Upcoming Anticipated Milestones and Events
- BEACH301: dose first child with ACH with TYRA-300 – Q2
2025
- SURF302: dose first IR NMIBC patient with TYRA-300 – Q2
2025
About TYRA-300
TYRA-300 is the Company's lead precision medicine program
stemming from its in-house SNÅP platform. TYRA-300 is an
investigational, oral, FGFR3-selective inhibitor currently in
development for the treatment of cancer and skeletal dysplasia,
including achondroplasia and hypochondroplasia. In oncology,
TYRA-300 is being evaluated in mUC and IR NMIBC. In mUC,
TYRA-300 is being evaluated in a multi-center, open label Phase 1/2
clinical study, SURF301 (Study in Untreated and
Resistant FGFR3+ Advanced Solid Tumors)
(NCT05544552). The study is designed to determine the optimal
and the recommended Phase 2 dose of TYRA-300, as well as to
evaluate the preliminary antitumor activity of TYRA-300. In
October 2024, TYRA
reported interim clinical proof-of-concept data in mUC from
SURF301. TYRA has received IND clearance from the US FDA to proceed
with its SURF302 clinical trial in patients with IR NMIBC. In
skeletal dysplasia, TYRA-300 has demonstrated positive preclinical
results in achondroplasia and hypochondroplasia, and its BEACH301
clinical trial in children with achondroplasia is now
enrolling.
About TYRA-200
TYRA-200 is an oral, investigational, FGFR1/2/3 inhibitor with
potency against activating FGFR2 gene alterations and resistance
mutations. The Phase 1 clinical study of TYRA-200, SURF201
(NCT06160752), is a multi-center, open label study designed to
evaluate the maximum tolerated dose and the recommended Phase
2 dose of TYRA-200, as well as to evaluate the preliminary
antitumor activity of TYRA-200. SURF201 is currently enrolling and
dosing adults with advanced/metastatic intrahepatic
cholangiocarcinoma and other advanced solid tumors with activating
alterations in FGFR2.
About TYRA-430
TYRA-430 is an oral, investigational FGFR4/3-biased inhibitor
for FGF19+/FGFR4-driven cancers.
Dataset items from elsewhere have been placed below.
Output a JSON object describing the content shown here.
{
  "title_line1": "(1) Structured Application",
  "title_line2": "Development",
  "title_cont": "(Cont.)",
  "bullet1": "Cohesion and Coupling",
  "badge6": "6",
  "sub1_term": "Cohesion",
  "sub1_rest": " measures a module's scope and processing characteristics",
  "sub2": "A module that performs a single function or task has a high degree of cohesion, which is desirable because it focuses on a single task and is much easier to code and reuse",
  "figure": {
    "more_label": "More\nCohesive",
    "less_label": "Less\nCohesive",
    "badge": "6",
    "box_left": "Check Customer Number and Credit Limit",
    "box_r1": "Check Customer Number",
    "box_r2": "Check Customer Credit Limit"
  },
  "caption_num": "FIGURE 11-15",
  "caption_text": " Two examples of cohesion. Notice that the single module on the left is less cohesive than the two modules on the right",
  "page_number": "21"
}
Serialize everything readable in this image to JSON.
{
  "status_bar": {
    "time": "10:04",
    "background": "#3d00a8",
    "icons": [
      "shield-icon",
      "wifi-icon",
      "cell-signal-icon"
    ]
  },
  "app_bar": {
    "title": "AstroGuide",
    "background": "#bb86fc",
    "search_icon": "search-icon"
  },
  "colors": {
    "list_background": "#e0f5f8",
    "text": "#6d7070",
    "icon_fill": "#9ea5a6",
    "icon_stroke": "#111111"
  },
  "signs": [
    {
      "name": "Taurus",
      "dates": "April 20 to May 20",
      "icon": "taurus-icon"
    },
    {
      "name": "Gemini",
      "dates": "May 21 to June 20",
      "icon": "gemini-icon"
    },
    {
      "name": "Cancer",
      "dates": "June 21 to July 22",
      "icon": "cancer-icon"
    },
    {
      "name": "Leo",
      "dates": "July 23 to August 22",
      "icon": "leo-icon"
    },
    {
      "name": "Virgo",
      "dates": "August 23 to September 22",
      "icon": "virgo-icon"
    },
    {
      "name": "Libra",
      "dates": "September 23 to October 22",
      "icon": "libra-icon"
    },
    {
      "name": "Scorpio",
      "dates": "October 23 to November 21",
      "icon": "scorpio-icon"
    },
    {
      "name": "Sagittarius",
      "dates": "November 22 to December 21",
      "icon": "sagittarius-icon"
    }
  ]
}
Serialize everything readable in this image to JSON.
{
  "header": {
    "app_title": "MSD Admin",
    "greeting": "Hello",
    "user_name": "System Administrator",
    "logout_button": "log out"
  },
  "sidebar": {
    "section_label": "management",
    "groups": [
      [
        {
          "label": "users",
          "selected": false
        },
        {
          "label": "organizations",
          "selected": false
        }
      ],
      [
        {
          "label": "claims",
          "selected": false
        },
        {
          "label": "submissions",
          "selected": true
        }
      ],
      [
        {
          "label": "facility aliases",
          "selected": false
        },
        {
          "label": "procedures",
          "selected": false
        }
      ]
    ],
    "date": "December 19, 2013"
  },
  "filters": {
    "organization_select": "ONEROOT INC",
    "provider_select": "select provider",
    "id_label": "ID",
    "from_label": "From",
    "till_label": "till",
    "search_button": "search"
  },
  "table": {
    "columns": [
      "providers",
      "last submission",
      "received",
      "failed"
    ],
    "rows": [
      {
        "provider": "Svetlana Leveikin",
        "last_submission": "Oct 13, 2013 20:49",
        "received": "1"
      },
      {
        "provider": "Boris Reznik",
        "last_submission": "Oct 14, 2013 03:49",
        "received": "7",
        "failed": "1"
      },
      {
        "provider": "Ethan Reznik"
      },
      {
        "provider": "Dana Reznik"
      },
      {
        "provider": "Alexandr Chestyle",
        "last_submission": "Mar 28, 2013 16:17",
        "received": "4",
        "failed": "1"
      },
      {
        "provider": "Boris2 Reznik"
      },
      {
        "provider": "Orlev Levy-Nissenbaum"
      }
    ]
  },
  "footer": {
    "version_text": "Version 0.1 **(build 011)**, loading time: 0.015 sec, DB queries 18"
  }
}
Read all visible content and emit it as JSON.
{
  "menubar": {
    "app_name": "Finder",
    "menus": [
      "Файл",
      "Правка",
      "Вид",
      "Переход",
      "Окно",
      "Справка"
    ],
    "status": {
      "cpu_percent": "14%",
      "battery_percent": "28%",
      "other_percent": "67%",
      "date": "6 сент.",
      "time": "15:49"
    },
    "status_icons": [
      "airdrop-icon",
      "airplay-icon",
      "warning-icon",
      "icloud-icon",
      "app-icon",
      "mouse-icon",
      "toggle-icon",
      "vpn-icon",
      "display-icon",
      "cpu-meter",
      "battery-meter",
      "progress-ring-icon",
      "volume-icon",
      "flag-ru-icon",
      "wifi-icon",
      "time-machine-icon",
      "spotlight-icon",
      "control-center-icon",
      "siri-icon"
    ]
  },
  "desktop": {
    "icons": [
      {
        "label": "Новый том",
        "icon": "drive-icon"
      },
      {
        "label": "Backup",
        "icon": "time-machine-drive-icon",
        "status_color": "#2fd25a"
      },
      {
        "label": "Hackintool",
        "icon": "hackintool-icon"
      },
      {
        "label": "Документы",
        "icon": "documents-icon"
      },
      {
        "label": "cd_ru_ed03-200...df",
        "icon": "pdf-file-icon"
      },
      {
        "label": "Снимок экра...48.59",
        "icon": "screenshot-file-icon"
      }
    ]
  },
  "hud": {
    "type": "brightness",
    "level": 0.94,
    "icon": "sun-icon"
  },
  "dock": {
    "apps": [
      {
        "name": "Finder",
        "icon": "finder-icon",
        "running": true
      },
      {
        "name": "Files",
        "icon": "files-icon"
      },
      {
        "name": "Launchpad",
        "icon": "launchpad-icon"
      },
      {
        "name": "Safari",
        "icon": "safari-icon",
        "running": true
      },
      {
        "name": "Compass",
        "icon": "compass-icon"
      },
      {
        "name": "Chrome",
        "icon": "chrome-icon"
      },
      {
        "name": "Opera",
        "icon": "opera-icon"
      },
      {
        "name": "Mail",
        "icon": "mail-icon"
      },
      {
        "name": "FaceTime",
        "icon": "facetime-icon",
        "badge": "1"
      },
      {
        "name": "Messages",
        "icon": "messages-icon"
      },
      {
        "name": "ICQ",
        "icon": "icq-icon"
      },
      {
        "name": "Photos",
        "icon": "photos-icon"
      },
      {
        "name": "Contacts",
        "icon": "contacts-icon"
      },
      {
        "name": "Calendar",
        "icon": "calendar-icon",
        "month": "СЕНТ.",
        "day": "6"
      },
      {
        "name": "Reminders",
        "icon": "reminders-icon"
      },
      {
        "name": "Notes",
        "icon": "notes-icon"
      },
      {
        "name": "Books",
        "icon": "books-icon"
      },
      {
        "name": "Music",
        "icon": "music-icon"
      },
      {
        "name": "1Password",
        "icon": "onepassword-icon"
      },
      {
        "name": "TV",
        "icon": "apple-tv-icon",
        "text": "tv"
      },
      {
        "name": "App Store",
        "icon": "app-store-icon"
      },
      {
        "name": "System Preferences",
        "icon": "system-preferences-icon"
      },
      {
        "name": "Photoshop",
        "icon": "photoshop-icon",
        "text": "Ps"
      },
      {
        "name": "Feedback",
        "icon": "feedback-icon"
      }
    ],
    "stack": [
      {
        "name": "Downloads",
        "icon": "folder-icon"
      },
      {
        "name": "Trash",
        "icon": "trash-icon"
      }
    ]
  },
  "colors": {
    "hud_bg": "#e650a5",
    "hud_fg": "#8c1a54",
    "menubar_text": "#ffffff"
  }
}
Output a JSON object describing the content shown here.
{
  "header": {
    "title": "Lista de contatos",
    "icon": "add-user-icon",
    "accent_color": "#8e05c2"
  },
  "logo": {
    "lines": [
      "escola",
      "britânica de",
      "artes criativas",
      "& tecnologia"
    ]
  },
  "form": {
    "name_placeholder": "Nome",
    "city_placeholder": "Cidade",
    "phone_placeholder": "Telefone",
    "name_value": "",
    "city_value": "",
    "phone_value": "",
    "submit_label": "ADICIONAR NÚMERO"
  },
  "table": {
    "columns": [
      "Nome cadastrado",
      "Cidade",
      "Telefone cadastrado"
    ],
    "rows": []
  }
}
The Phase 1 study (SURF431) is a
multicenter, open-label, first-in-human study of TYRA-430 and is
currently enrolling and dosing adults with advanced HCC and other
solid tumors with activating FGF/FGFR pathway aberrations
(NCT06915753).
About Tyra Biosciences
Tyra Biosciences, Inc. (Nasdaq: TYRA) is a clinical-stage
biotechnology company focused on developing next-generation
precision medicines that target large opportunities in FGFR
biology. The Company's in-house precision medicine platform, SNÅP,
enables rapid and precise drug design through iterative molecular
SNÅPshots that help predict genetic alterations most likely to
cause acquired resistance to existing therapies. TYRA's expertise
in FGFR biology has created a differentiated pipeline with three
product candidates in clinical development in targeted oncology and
genetically defined conditions. The Company's lead precision
medicine stemming from SNÅP, TYRA-300, is a potential
first-in-class selective FGFR3 inhibitor that is designed to avoid
the toxicities associated with inhibition of FGFR1, FGFR2 and
FGFR4, while being agnostic for the FGFR3 gatekeeper mutations.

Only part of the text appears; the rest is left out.